At first glance, the sum looks modest. Sweden says it has provided roughly SEK 24.7bn in civilian and humanitarian support to Ukraine since February 2022, and about SEK 128bn overall. Measured against that, this package is small beer. But it is aimed at something different. This is not budget support for the Ukrainian state, nor another military transfer. It is targeted funding for the bits of civilian life that war destroys early and rebuilds late: maternal care, psychosocial support, protection from gender-based violence, and sexual and reproductive health services.

That focus is less sentimental than strategic. UNFPA says the war has left more than 12.1m people in need of humanitarian support, that 2.9m people are at high risk of gender-based violence, and that more than 2,300 health facilities, including 94 maternity wards, have been attacked since the full-scale invasion began. Its 2026 regional appeal seeks $61.5m to sustain life-saving services. Sweden’s own release notes that UNFPA-backed services reach more than 8.9m people through 153 gynaecological clinics, 27 mobile reproductive-health units, three mobile maternity units and 104 health facilities.

The package also reflects an awkward truth about Ukraine’s war economy: women are not simply a vulnerable category in official prose. They are central to the country’s labour force, care systems and local resilience. UN Women warned in February that women and girls in Ukraine face a “deadly triple crisis” of war, attacks on energy infrastructure and funding cuts. It also said women-led organisations in Ukraine are projected to lose at least $52.9m by the end of 2026 because of cuts in 2025 and 2026. In those circumstances, financing women’s resilience is not a moral accessory to security policy. It is part of the machinery of endurance.
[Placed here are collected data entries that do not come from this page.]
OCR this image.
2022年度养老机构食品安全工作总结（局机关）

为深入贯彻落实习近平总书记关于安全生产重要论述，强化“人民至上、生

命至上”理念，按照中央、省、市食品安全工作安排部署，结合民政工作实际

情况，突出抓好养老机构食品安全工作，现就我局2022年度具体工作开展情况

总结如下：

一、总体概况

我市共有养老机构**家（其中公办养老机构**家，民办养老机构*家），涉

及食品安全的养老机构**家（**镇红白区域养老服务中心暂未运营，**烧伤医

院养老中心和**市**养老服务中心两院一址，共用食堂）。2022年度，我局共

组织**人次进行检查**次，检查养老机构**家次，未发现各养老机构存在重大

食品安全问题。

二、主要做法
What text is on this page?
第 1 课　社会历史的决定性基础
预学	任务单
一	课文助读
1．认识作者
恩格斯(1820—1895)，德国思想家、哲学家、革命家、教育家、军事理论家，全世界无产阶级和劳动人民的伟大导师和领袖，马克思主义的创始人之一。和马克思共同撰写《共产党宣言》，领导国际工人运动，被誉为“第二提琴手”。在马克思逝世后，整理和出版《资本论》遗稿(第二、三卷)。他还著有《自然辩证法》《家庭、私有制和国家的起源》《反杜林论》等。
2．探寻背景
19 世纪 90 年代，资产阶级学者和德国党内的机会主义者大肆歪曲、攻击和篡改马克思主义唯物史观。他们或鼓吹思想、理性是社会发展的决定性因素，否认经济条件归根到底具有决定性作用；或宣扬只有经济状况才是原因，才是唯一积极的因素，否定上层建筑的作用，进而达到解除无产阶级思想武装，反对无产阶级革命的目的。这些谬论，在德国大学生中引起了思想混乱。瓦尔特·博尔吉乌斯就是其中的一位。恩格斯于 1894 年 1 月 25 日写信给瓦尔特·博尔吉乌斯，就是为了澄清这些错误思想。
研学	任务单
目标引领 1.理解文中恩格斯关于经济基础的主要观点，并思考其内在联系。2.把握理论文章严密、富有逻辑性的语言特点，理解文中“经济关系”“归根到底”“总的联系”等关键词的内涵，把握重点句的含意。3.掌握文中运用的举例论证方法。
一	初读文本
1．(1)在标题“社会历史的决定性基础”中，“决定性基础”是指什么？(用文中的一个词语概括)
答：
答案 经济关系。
Sweden’s ministers more or less said so outright. Benjamin Dousa, the minister for international development cooperation and foreign trade, described Ukrainian women as “the backbone” of the country’s resilience. Nina Larsson, the gender-equality minister, called gender equality “a matter of defence and security”. The framing is deliberate. Stockholm says support to Ukraine remains its foremost foreign-policy priority; in February it also announced a SEK 12.9bn military package focused largely on air defence. This latest measure therefore sits in a broader Swedish theory of the war: Ukraine needs guns, certainly, but it also needs functioning clinics, shelters and social infrastructure if it is to remain governable and resilient.

That is the sharpest way to read the announcement. The money will not alter the military balance. It may, however, help preserve the human infrastructure without which military resistance curdles into social exhaustion. Russia is not only attacking front lines; it is attacking hospitals, utilities and the routines of ordinary life. In that sort of war, support for women and girls is not a niche humanitarian flourish. It is a small but rational investment in Ukraine’s capacity to keep going.